Triggering hallucinations in model-based MRI reconstruction via adversarial perturbations
Small, noise-like perturbations can trick state-of-the-art medical imaging AI into creating false features.
A new research paper from Ghent University and KU Leuven exposes a critical vulnerability in AI-powered medical imaging. The study, 'Triggering hallucinations in model-based MRI reconstruction via adversarial perturbations,' demonstrates that state-of-the-art generative models used to reconstruct MRI scans can be easily fooled into creating false anatomical features.
The team, led by Suna Buğday, Yvan Saeys, and Jonathan Peck, tested UNet and end-to-end VarNet architectures on the fastMRI dataset (brain and knee images). They crafted tiny, noise-like adversarial perturbations for the unprocessed input data. These imperceptible changes reliably caused the models to 'hallucinate'—inserting image features that were not present in the original measurement.

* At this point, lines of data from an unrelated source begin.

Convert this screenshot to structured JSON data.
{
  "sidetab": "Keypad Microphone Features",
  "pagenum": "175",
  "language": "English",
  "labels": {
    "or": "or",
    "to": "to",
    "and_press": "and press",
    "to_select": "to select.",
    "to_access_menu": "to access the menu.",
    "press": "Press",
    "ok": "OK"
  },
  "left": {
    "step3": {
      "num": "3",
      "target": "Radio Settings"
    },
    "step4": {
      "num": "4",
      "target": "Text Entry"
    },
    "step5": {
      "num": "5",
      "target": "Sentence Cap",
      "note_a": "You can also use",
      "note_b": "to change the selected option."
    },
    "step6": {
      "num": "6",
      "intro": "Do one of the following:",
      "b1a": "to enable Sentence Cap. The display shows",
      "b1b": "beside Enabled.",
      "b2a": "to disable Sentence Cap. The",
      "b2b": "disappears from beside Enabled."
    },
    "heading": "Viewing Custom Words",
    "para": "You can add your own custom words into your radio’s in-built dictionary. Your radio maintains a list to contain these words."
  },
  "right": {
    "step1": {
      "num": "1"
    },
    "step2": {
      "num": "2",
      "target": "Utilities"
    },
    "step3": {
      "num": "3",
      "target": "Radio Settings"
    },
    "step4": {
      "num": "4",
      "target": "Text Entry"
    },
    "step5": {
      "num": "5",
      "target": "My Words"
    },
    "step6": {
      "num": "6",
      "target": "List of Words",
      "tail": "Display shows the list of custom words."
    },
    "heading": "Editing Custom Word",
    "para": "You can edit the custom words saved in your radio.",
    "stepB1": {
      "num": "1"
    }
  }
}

This fragility suggests such hallucinations may be a fundamental weakness in current model architectures, not just rare errors.
Contextually, this is alarming because AI is increasingly deployed to accelerate MRI scans, reducing patient scan times from minutes to seconds. However, this speed relies on AI filling in missing data. The research proves this process is not robust. Crucially, these induced hallucinations could not be reliably flagged by traditional image quality metrics like PSNR or SSIM, meaning a corrupted scan might look perfectly normal to a radiologist.
The practical implication is stark: without new safeguards, AI-reconstructed medical images could lead to misdiagnosis. The authors suggest adversarial training—exposing models to such attacks during development—may help, but novel detection methods are urgently needed. This work forces a reevaluation of how generative AI is validated for high-stakes clinical use, moving beyond benchmark accuracy to testing robustness against real-world data corruption.
- AI models (UNet/VarNet) for MRI reconstruction hallucinate false features when presented with subtly perturbed input data.
- The adversarial perturbations are small and noise-like, making them difficult to detect prior to reconstruction.
- Standard image quality metrics fail to identify these hallucinations, posing a direct risk to diagnostic accuracy.
Why It Matters
This vulnerability could lead to AI-assisted misdiagnosis in clinical settings, demanding new robustness standards for medical AI.